Cameron receives Leveson report

Wed, Nov 28, 2012, 00:00

   

“I hope we can work on an all-party basis. This is a once-in-a-generation opportunity for real change and I hope that this House can make it happen,” he told MPs.

A senior Labour source said Mr Miliband will receive the Leveson report at 8am tomorrow, and was not expecting to speak to Mr Cameron ahead of his statement.

“We want cross-party consensus, the Leveson Inquiry was set up with a degree of cross-party consensus and we would like that to continue,” the source added.

“Whether it does or not is rather in the hands of the prime minister.
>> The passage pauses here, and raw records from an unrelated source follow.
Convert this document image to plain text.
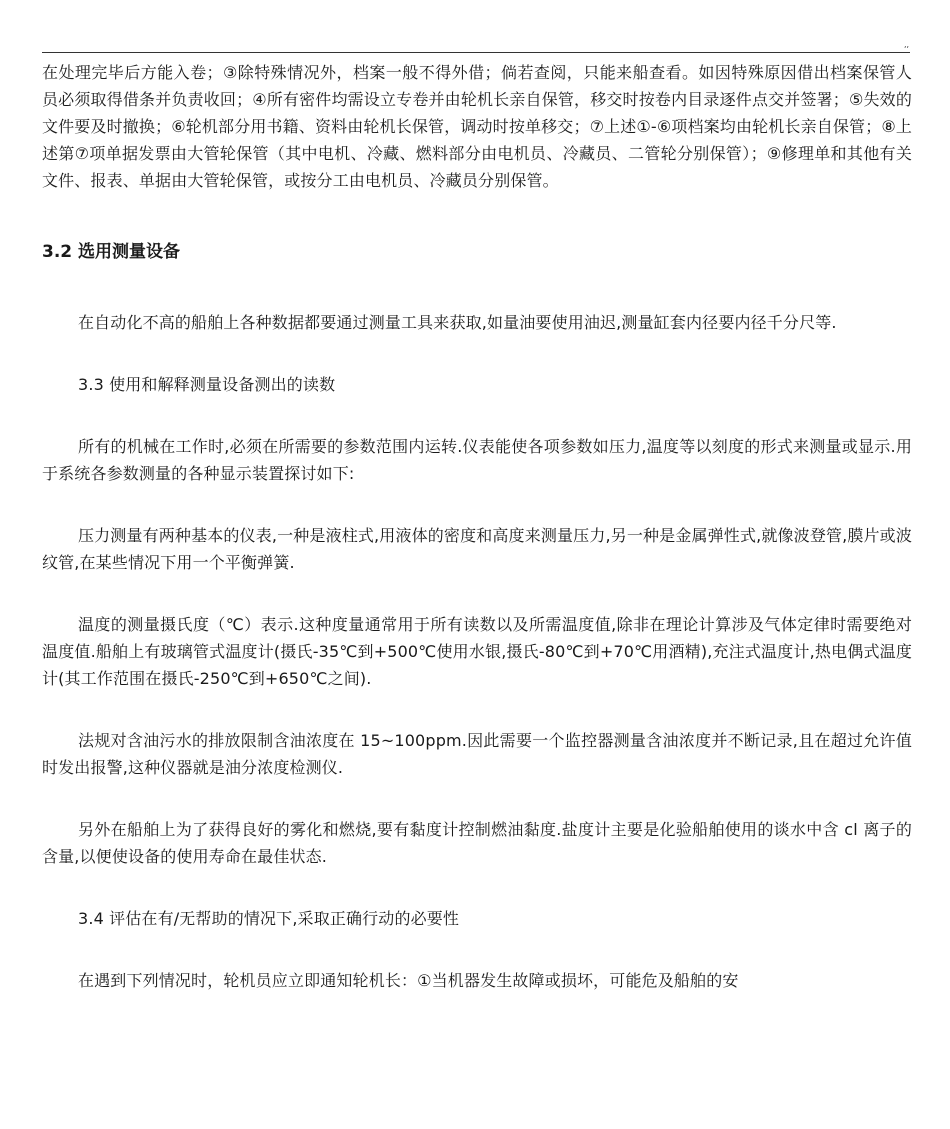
,,

在处理完毕后方能入卷；③除特殊情况外，档案一般不得外借；倘若查阅，只能来船查看。如因特殊原因借出档案保管人员必须取得借条并负责收回；④所有密件均需设立专卷并由轮机长亲自保管，移交时按卷内目录逐件点交并签署；⑤失效的文件要及时撤换；⑥轮机部分用书籍、资料由轮机长保管，调动时按单移交；⑦上述①-⑥项档案均由轮机长亲自保管；⑧上述第⑦项单据发票由大管轮保管（其中电机、冷藏、燃料部分由电机员、冷藏员、二管轮分别保管）；⑨修理单和其他有关文件、报表、单据由大管轮保管，或按分工由电机员、冷藏员分别保管。

3.2 选用测量设备

在自动化不高的船舶上各种数据都要通过测量工具来获取,如量油要使用油迟,测量缸套内径要内径千分尺等.

3.3 使用和解释测量设备测出的读数

所有的机械在工作时,必须在所需要的参数范围内运转.仪表能使各项参数如压力,温度等以刻度的形式来测量或显示.用于系统各参数测量的各种显示装置探讨如下:

压力测量有两种基本的仪表,一种是液柱式,用液体的密度和高度来测量压力,另一种是金属弹性式,就像波登管,膜片或波纹管,在某些情况下用一个平衡弹簧.

温度的测量摄氏度（℃）表示.这种度量通常用于所有读数以及所需温度值,除非在理论计算涉及气体定律时需要绝对温度值.船舶上有玻璃管式温度计(摄氏-35℃到+500℃使用水银,摄氏-80℃到+70℃用酒精),充注式温度计,热电偶式温度计(其工作范围在摄氏-250℃到+650℃之间).

法规对含油污水的排放限制含油浓度在 15~100ppm.因此需要一个监控器测量含油浓度并不断记录,且在超过允许值时发出报警,这种仪器就是油分浓度检测仪.

另外在船舶上为了获得良好的雾化和燃烧,要有黏度计控制燃油黏度.盐度计主要是化验船舶使用的谈水中含 cl 离子的含量,以便使设备的使用寿命在最佳状态.

3.4 评估在有/无帮助的情况下,采取正确行动的必要性

在遇到下列情况时，轮机员应立即通知轮机长：①当机器发生故障或损坏，可能危及船舶的安
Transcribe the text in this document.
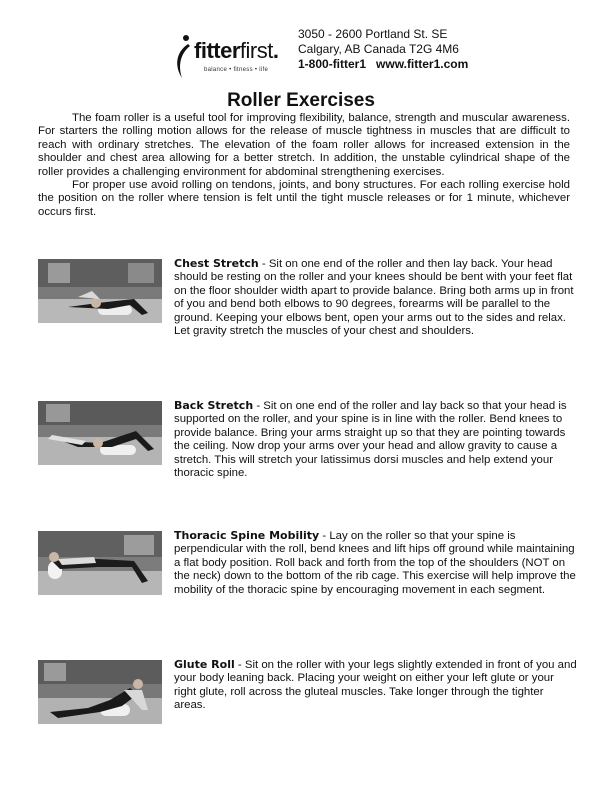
fitterfirst.
balance • fitness • life
3050 - 2600 Portland St. SE
Calgary, AB Canada T2G 4M6
1-800-fitter1 www.fitter1.com
Roller Exercises

The foam roller is a useful tool for improving flexibility, balance, strength and muscular awareness. For starters the rolling motion allows for the release of muscle tightness in muscles that are difficult to reach with ordinary stretches. The elevation of the foam roller allows for increased extension in the shoulder and chest area allowing for a better stretch. In addition, the unstable cylindrical shape of the roller provides a challenging environment for abdominal strengthening exercises.

For proper use avoid rolling on tendons, joints, and bony structures. For each rolling exercise hold the position on the roller where tension is felt until the tight muscle releases or for 1 minute, whichever occurs first.

Chest Stretch - Sit on one end of the roller and then lay back. Your head should be resting on the roller and your knees should be bent with your feet flat on the floor shoulder width apart to provide balance. Bring both arms up in front of you and bend both elbows to 90 degrees, forearms will be parallel to the ground. Keeping your elbows bent, open your arms out to the sides and relax. Let gravity stretch the muscles of your chest and shoulders.
Back Stretch - Sit on one end of the roller and lay back so that your head is supported on the roller, and your spine is in line with the roller. Bend knees to provide balance. Bring your arms straight up so that they are pointing towards the ceiling. Now drop your arms over your head and allow gravity to cause a stretch. This will stretch your latissimus dorsi muscles and help extend your thoracic spine.
Thoracic Spine Mobility - Lay on the roller so that your spine is perpendicular with the roll, bend knees and lift hips off ground while maintaining a flat body position. Roll back and forth from the top of the shoulders (NOT on the neck) down to the bottom of the rib cage. This exercise will help improve the mobility of the thoracic spine by encouraging movement in each segment.
Glute Roll - Sit on the roller with your legs slightly extended in front of you and your body leaning back. Placing your weight on either your left glute or your right glute, roll across the gluteal muscles. Take longer through the tighter areas.
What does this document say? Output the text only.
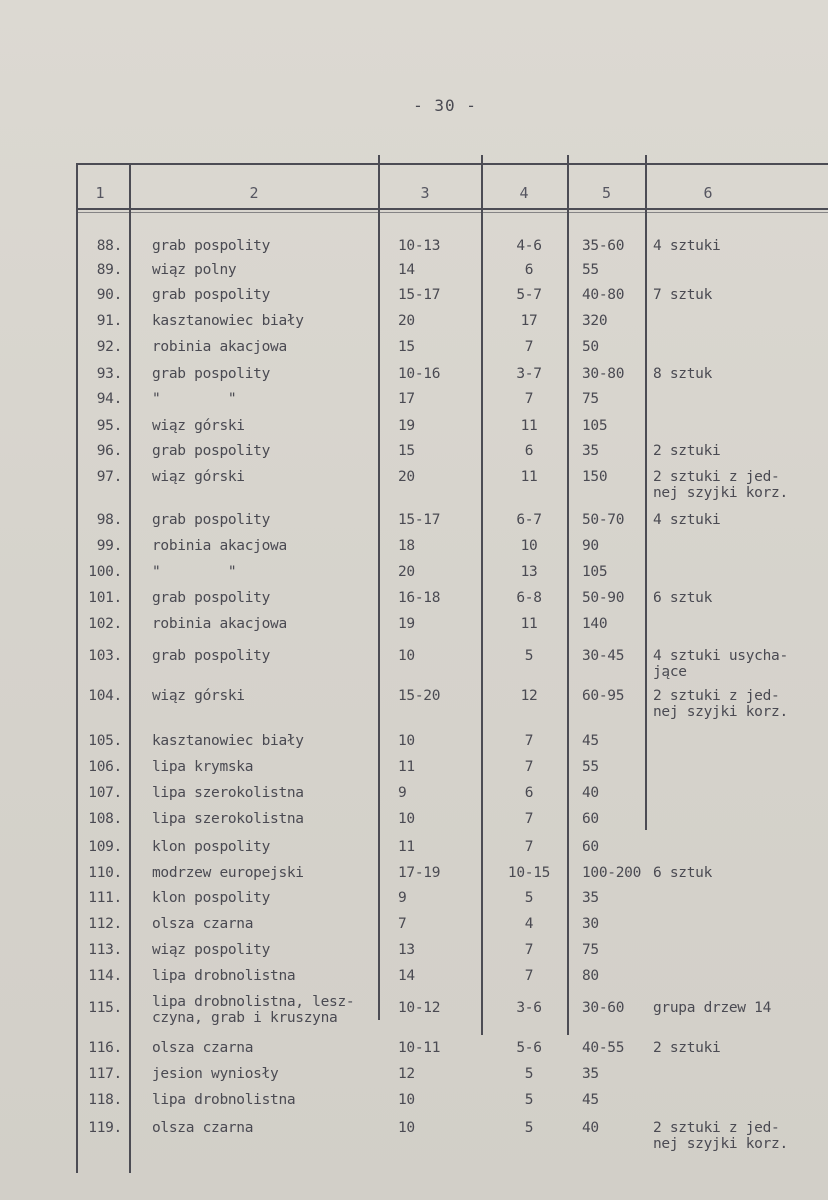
- 30 -
1	2	3	4	5	6
88. grab pospolity	10-13	4-6	35-60	4 sztuki
89. wiąz polny	14	6	55
90. grab pospolity	15-17	5-7	40-80	7 sztuk
91. kasztanowiec biały	20	17	320
92. robinia akacjowa	15	7	50
93. grab pospolity	10-16	3-7	30-80	8 sztuk
94. "        "	17	7	75
95. wiąz górski	19	11	105
96. grab pospolity	15	6	35	2 sztuki
97. wiąz górski	20	11	150	2 sztuki z jed-
nej szyjki korz.
98. grab pospolity	15-17	6-7	50-70	4 sztuki
99. robinia akacjowa	18	10	90
100. "        "	20	13	105
101. grab pospolity	16-18	6-8	50-90	6 sztuk
102. robinia akacjowa	19	11	140
103. grab pospolity	10	5	30-45	4 sztuki usycha-
jące
104. wiąz górski	15-20	12	60-95	2 sztuki z jed-
nej szyjki korz.
105. kasztanowiec biały	10	7	45
106. lipa krymska	11	7	55
107. lipa szerokolistna	9	6	40
108. lipa szerokolistna	10	7	60
109. klon pospolity	11	7	60
110. modrzew europejski	17-19	10-15	100-200 6 sztuk
111. klon pospolity	9	5	35
112. olsza czarna	7	4	30
113. wiąz pospolity	13	7	75
114. lipa drobnolistna	14	7	80
115. lipa drobnolistna, lesz-
czyna, grab i kruszyna
10-12	3-6	30-60	grupa drzew 14
116. olsza czarna	10-11	5-6	40-55	2 sztuki
117. jesion wyniosły	12	5	35
118. lipa drobnolistna	10	5	45
119. olsza czarna	10	5	40	2 sztuki z jed-
nej szyjki korz.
We will read the Leveson report and listen to what the prime minister says.”

All three main party leaders have indicated they will support Lord Justice Leveson’s recommendations as long as they are “proportionate”.

But there is speculation Mr Cameron could offer Parliament a free vote rather than try to force through measures and suffer a damaging rebellion.

Dozens of Tory MPs have signed an open letter warning against any form of statutory regulation - days after 42 of their colleagues called for tougher laws to curb newspapers’ excesses.

The latest group included “big beasts” Liam Fox and David Davis, as well as media select committee chairman John Whittingdale and 1922 committee chairman Graham Brady.

Labour’s Kate Hoey and Frank Field, and Lib Dem John Hemming also backed the letter.

“As parliamentarians, we believe in free speech and are opposed to the imposition of any form of statutory control even if it is dressed up as underpinning,” they argued.

“No form of statutory regulation of the press would be possible without the imposition of state licensing - abolished in Britain in 1695.

“State licensing is inimical to any idea of press freedom and would radically alter the balance of our unwritten constitution.”

Meanwhile, the country’s oldest political magazine insisted it would refuse to join any regulatory system enforced by the Government.

The Spectator said it could not accept a scheme that “subordinates press to parliament”.

“If the press agrees a new form of self-regulation, perhaps contractually binding this time, we will happily take part,” the magazine’s leader column said.

“But we would not sign up to anything enforced by government. If such a group is constituted we will not attend its meetings, pay its fines nor heed its menaces. We would still obey the (other) laws of the land.

“But to join any scheme which subordinates press to parliament would be a betrayal of what this paper has stood for since its inception in 1828.”